Early-stage Breast Cancer: Preoperative MRI unnecessary

Radiology News

UK Researchers with the COMICE randomized trial have reported that preoperative magnetic resonance imaging ( MRI ) does not affect reoperation rates in women with early-stage breast cancer.

The study appeared in the February 13, 2010 issue of the Lancet.

Preoperative MRI is increasingly being used in women with early-stage breast cancer who are undergoing breast-conserving surgery (lumpectomy) in order to detect additional areas of disease that may need to be removed but weren’t detectable with conventional imaging. The use of preoperative MRI is based on the assumption that it improves surgical planning, reduces follow-up surgery, and reduces the risk of local recurrence.

However, researchers from the University of Sydney, Australia, and the University of Michigan Comprehensive Cancer Center have reported that preoperative MRI in early breast cancer leads to more extensive surgery without evidence of improvement in surgical outcomes or long-term prognosis. This conclusion was based on more than 20 studies evaluating the impact of MRI on detection and surgical treatment in women with early-stage breast cancer.
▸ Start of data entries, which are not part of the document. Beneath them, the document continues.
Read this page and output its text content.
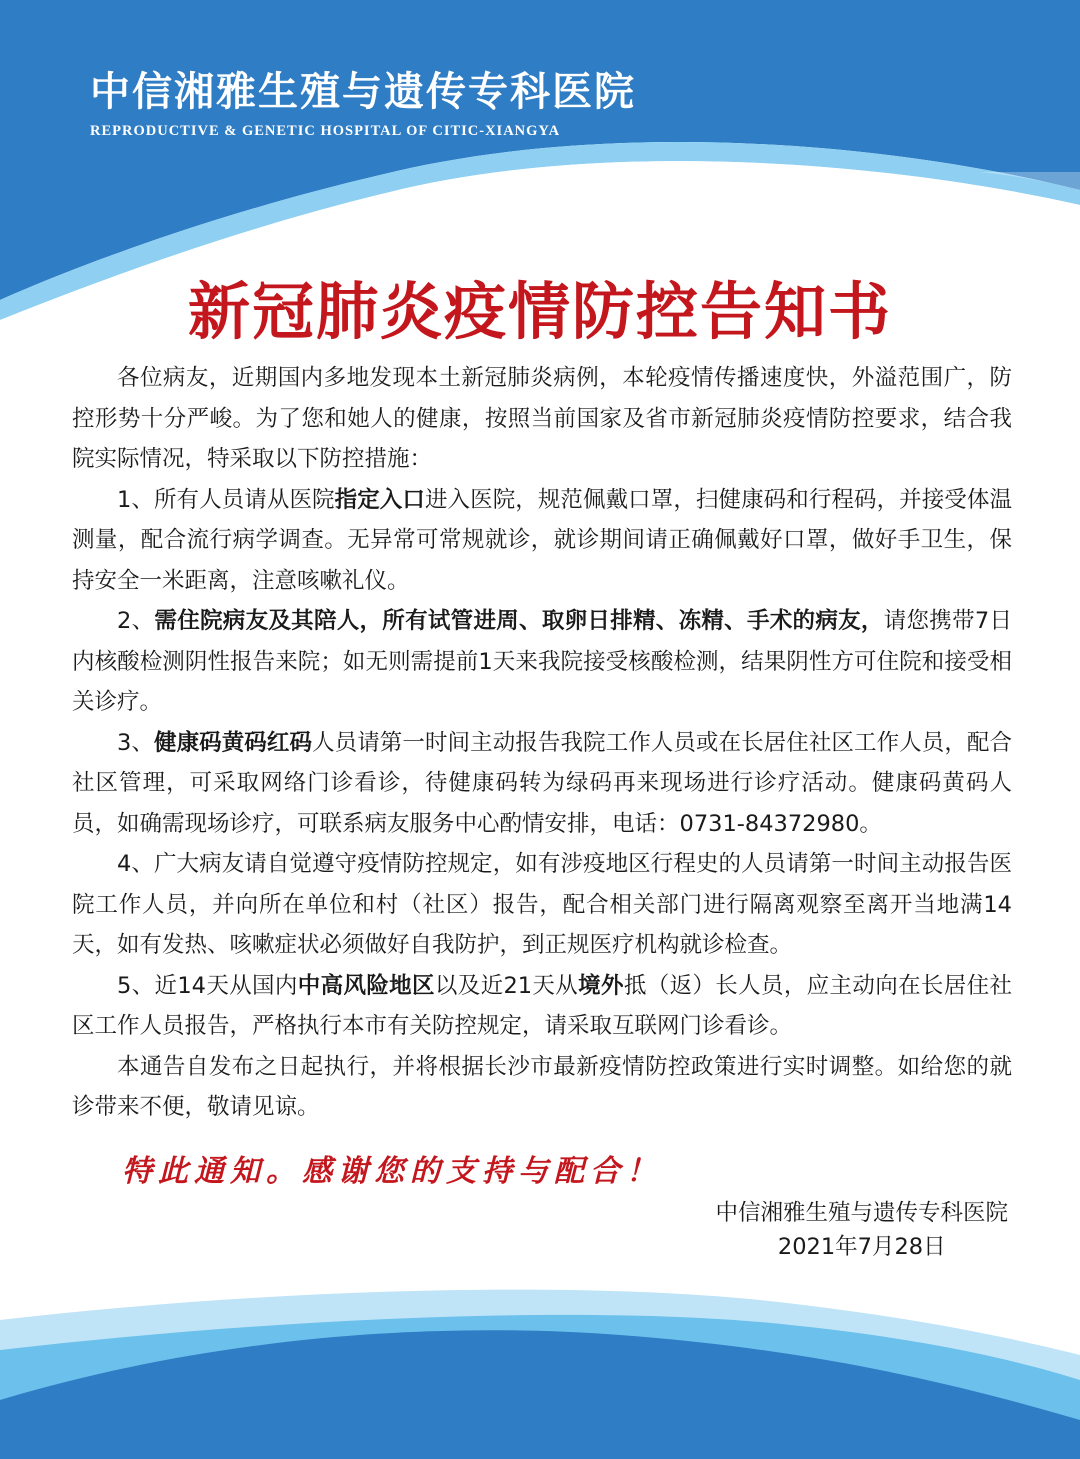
中信湘雅生殖与遗传专科医院
REPRODUCTIVE & GENETIC HOSPITAL OF CITIC-XIANGYA
新冠肺炎疫情防控告知书

各位病友，近期国内多地发现本土新冠肺炎病例，本轮疫情传播速度快，外溢范围广，防控形势十分严峻。为了您和她人的健康，按照当前国家及省市新冠肺炎疫情防控要求，结合我院实际情况，特采取以下防控措施：

1、所有人员请从医院指定入口进入医院，规范佩戴口罩，扫健康码和行程码，并接受体温测量，配合流行病学调查。无异常可常规就诊，就诊期间请正确佩戴好口罩，做好手卫生，保持安全一米距离，注意咳嗽礼仪。

2、需住院病友及其陪人，所有试管进周、取卵日排精、冻精、手术的病友，请您携带7日内核酸检测阴性报告来院；如无则需提前1天来我院接受核酸检测，结果阴性方可住院和接受相关诊疗。

3、健康码黄码红码人员请第一时间主动报告我院工作人员或在长居住社区工作人员，配合社区管理，可采取网络门诊看诊，待健康码转为绿码再来现场进行诊疗活动。健康码黄码人员，如确需现场诊疗，可联系病友服务中心酌情安排，电话：0731-84372980。

4、广大病友请自觉遵守疫情防控规定，如有涉疫地区行程史的人员请第一时间主动报告医院工作人员，并向所在单位和村（社区）报告，配合相关部门进行隔离观察至离开当地满14天，如有发热、咳嗽症状必须做好自我防护，到正规医疗机构就诊检查。

5、近14天从国内中高风险地区以及近21天从境外抵（返）长人员，应主动向在长居住社区工作人员报告，严格执行本市有关防控规定，请采取互联网门诊看诊。

本通告自发布之日起执行，并将根据长沙市最新疫情防控政策进行实时调整。如给您的就诊带来不便，敬请见谅。

特此通知。感谢您的支持与配合！
中信湘雅生殖与遗传专科医院
2021年7月28日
These researchers concluded that more research is needed - in the form of randomized, controlled trials - to evaluate preoperative MRI in breast cancer patients. In the meantime they conclude that MRI causes false-positives and unnecessary surgery and does not appear to reduce re-excision rates. They assert that preoperative MRI may actually do more harm than good.

The current study randomly allocated 1,623 women with early-stage breast cancer to receive conventional preoperative assessment prior to local excision or conventional preoperative assessment plus MRI.
The reoperation rate was 19% for both the MRI and non-MRI arms of this study

Their findings are of benefit to the NHS (National Health Service) because they show that MRI might be unnecessary in this population of patients to reduce repeat operation rates, and could assist in improved NHS services.